Antes do almoço, Moacyr pega o violão toda hora para mostrar “um samba lindo do Guilherme de Brito”, ou coloca uma fita com os breques sincopados de Moreira da Silva. Minutos depois, entre um aperitivo e outro, pede ao amigo e diretor musical Paulão que pegue seu violão de 7 cordas para mostrar uma música de Casquinha.
Na verdade, são três discos de três tipos diferentes de samba. O primeiro, que começa a ser gravado ainda este mês, é do veterano Guilherme de Brito Bollhorst, 78 anos, parceiro de Nelson Cavaquinho em pérolas como A Flor e o Espinho, Pranto de Poeta e Folhas Secas.
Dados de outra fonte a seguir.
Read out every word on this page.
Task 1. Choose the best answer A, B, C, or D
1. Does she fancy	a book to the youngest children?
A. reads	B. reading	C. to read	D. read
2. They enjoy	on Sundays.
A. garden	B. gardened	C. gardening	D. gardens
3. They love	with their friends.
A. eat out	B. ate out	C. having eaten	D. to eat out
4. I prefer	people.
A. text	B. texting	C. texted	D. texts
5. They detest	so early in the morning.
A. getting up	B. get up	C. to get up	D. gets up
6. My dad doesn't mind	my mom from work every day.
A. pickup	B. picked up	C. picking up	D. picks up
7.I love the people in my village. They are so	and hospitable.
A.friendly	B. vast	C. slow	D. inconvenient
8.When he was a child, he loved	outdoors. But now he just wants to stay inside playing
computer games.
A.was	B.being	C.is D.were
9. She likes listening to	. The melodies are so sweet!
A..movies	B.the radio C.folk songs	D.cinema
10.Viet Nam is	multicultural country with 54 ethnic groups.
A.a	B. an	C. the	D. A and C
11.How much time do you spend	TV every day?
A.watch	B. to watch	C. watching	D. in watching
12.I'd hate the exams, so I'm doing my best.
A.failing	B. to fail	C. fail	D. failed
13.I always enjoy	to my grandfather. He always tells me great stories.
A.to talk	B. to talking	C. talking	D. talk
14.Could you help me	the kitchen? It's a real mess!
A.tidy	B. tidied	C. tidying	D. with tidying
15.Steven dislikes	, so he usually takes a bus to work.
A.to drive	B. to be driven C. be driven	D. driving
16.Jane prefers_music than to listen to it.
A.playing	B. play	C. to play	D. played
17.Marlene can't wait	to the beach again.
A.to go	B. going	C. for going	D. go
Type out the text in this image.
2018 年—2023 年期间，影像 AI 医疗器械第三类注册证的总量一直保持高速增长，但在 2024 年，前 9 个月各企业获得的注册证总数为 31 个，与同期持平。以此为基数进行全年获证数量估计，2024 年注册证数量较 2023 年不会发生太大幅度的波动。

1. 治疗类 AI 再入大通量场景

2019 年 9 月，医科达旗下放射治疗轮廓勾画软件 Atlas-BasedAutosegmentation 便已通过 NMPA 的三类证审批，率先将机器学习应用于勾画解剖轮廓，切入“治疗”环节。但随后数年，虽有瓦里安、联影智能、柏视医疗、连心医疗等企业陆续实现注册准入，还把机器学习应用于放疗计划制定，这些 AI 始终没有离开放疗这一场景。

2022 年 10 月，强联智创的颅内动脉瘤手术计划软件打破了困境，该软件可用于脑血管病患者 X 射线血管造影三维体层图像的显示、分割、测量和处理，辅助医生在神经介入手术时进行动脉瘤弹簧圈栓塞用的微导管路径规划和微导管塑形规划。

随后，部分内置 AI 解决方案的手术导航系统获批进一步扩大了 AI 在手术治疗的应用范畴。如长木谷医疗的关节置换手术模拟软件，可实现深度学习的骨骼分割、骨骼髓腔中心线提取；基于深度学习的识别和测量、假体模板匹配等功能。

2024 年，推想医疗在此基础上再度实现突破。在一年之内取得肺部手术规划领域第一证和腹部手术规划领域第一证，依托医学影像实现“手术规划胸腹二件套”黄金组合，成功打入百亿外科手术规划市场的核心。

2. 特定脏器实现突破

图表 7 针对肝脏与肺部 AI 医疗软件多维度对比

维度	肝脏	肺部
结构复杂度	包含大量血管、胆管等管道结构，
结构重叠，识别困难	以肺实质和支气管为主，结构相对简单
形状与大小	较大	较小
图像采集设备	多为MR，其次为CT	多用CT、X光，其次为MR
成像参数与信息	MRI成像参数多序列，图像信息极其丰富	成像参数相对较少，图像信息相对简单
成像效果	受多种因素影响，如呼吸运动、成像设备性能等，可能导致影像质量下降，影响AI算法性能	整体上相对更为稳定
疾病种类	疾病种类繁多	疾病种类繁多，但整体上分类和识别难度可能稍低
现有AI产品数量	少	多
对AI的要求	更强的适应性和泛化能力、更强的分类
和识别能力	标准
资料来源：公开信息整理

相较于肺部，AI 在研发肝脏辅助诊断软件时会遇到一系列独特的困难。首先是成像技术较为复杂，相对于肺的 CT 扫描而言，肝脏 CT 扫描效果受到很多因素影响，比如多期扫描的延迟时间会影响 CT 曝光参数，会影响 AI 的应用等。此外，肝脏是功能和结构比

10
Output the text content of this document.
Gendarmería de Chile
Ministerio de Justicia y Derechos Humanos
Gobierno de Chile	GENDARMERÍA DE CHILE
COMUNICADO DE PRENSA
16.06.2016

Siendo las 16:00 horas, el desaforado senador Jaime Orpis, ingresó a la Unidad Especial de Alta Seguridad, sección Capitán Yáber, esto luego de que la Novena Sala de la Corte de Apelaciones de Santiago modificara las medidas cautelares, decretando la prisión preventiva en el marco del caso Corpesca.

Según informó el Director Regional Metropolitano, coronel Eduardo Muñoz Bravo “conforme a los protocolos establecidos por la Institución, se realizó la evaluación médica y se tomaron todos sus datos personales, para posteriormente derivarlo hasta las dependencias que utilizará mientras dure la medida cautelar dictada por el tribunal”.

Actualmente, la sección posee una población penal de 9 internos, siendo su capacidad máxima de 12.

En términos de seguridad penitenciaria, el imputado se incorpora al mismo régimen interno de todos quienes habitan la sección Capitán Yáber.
Para surpresa dos fãs, ainda havia um punhado de parcerias inéditas no fundo do baú do seu Guilherme. Cinco músicas nunca gravadas de Guilherme e Nelson estão no disco (ainda sem título definido): Me Esquece, O Bem Querer, Pomba da Paz, Consciência e Erva Daninha. São sambas que não deixam nada a dever à justa fama da dupla, construída sobre letras e melodias que remetem com freqüência ao fundo do poço dos amores perdidos.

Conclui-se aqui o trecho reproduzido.